Timbercorp sells almond assets for $128m to Olam

PHILIP HOPKINS

The Age

September 19, 2009

Sridhar Krishnan, Executive Director of Olam

Timbercorp liquidator KordaMentha said yesterday the agreement was subject to regulatory approvals and might take up to two months to complete.

Olam, a leading global supplier of agricultural products and food ingredients, operates in 60 countries, has more than 6000 customers and last year had sales of $7 billion.

The sale involves 8096 hectares of almond groves near the Murray River around Robinvale in north-west Victoria, and represents about 30 per cent of the Australian almond crop.

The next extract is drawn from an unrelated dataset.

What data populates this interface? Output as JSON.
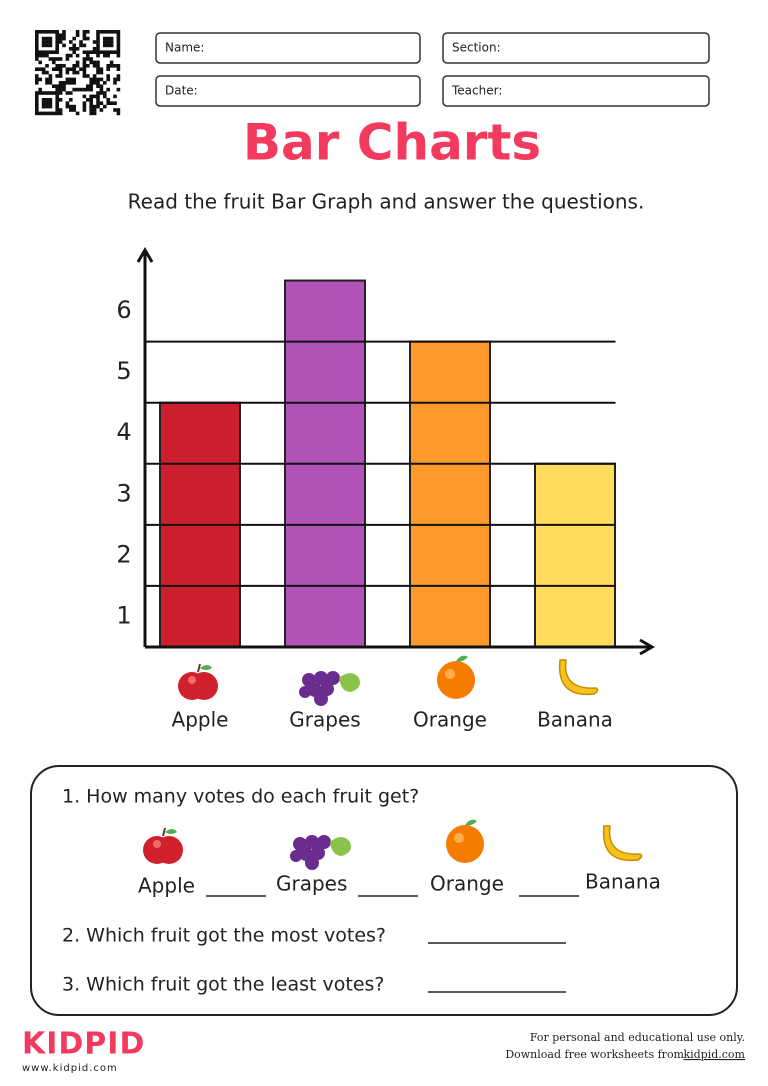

It also includes 40,825 megalitres of water rights.

About 7000 growers invested in the almond plantings under managed investment schemes, but the proceeds growers and other stakeholders will receive from the transaction are yet to be negotiated.

''That's still unresolved,'' a KordaMentha spokesman said. ''The bottom line is the growers own the crop, but they would claim rights beyond that. The liquidators must set up a process to deal with the situation.''

Another group, Align Funds Management, has been negotiating a plan under which investors would trade their almond assets for units in a listed trust run by Align. Align could not be contacted for comment.

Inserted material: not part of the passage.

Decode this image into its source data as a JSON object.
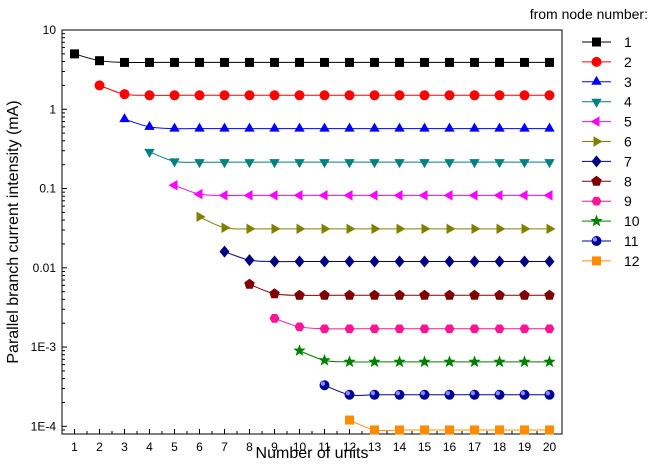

Olam's executive director, Shekhar Anantharaman, said the acquisition would make Olam Australia's largest almond grower and put it among the top-three almond growers globally.

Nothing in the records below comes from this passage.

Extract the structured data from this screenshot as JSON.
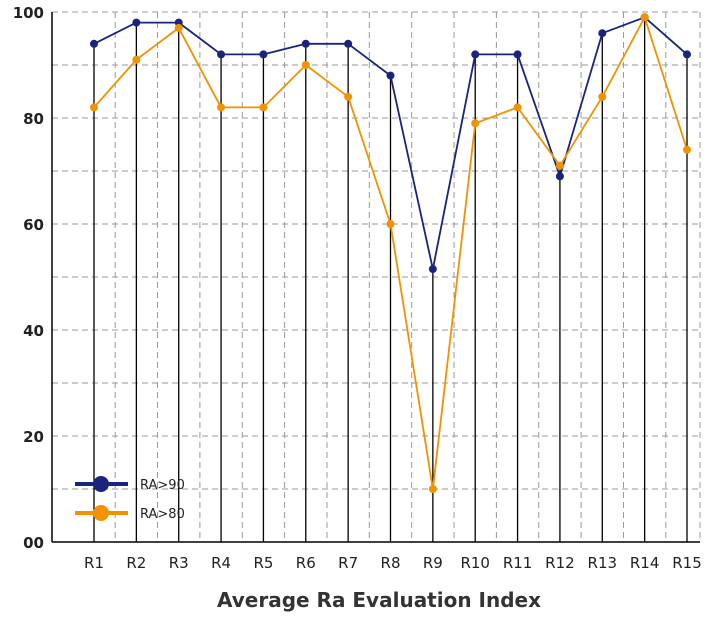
{
  "chart_data": {
    "type": "line",
    "categories": [
      "R1",
      "R2",
      "R3",
      "R4",
      "R5",
      "R6",
      "R7",
      "R8",
      "R9",
      "R10",
      "R11",
      "R12",
      "R13",
      "R14",
      "R15"
    ],
    "series": [
      {
        "name": "RA>90",
        "color": "#1a237e",
        "values": [
          94,
          98,
          98,
          92,
          92,
          94,
          94,
          88,
          51.5,
          92,
          92,
          69,
          96,
          99,
          92
        ]
      },
      {
        "name": "RA>80",
        "color": "#f39200",
        "values": [
          82,
          91,
          97,
          82,
          82,
          90,
          84,
          60,
          10,
          79,
          82,
          71,
          84,
          99,
          74
        ]
      }
    ],
    "title": "",
    "xlabel": "Average Ra Evaluation Index",
    "ylabel": "",
    "ylim": [
      0,
      100
    ],
    "yticks": [
      "00",
      "20",
      "40",
      "60",
      "80",
      "100"
    ],
    "grid": true,
    "legend_position": "bottom-left"
  },
  "colors": {
    "grid": "#999999",
    "axis": "#000000",
    "drop_lines": "#000000"
  }
}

The acquisition would be hard to replicate in any country in the world, he said.

The deal is expected to be earnings and value accretive from the 2010 financial year.

Mr Anantharaman said that despite Timbercorp being in liquidation, the orchards had been well maintained and were expected to produce about 27,000 tonnes of almonds a year at maturity.

The Timbercorp companies were placed in voluntary administration in April and subsequently went into liquidation. The process for realising or recapitalising Timbercorp's olive and forestry assets is continuing.

Olam's head of edible nuts, Ashok Krishen, said Australia was expected to become the No. 2 almond producer globally by 2015. Australia's proximity to China and India positioned Olam to capitalise on increasing export volumes, he said.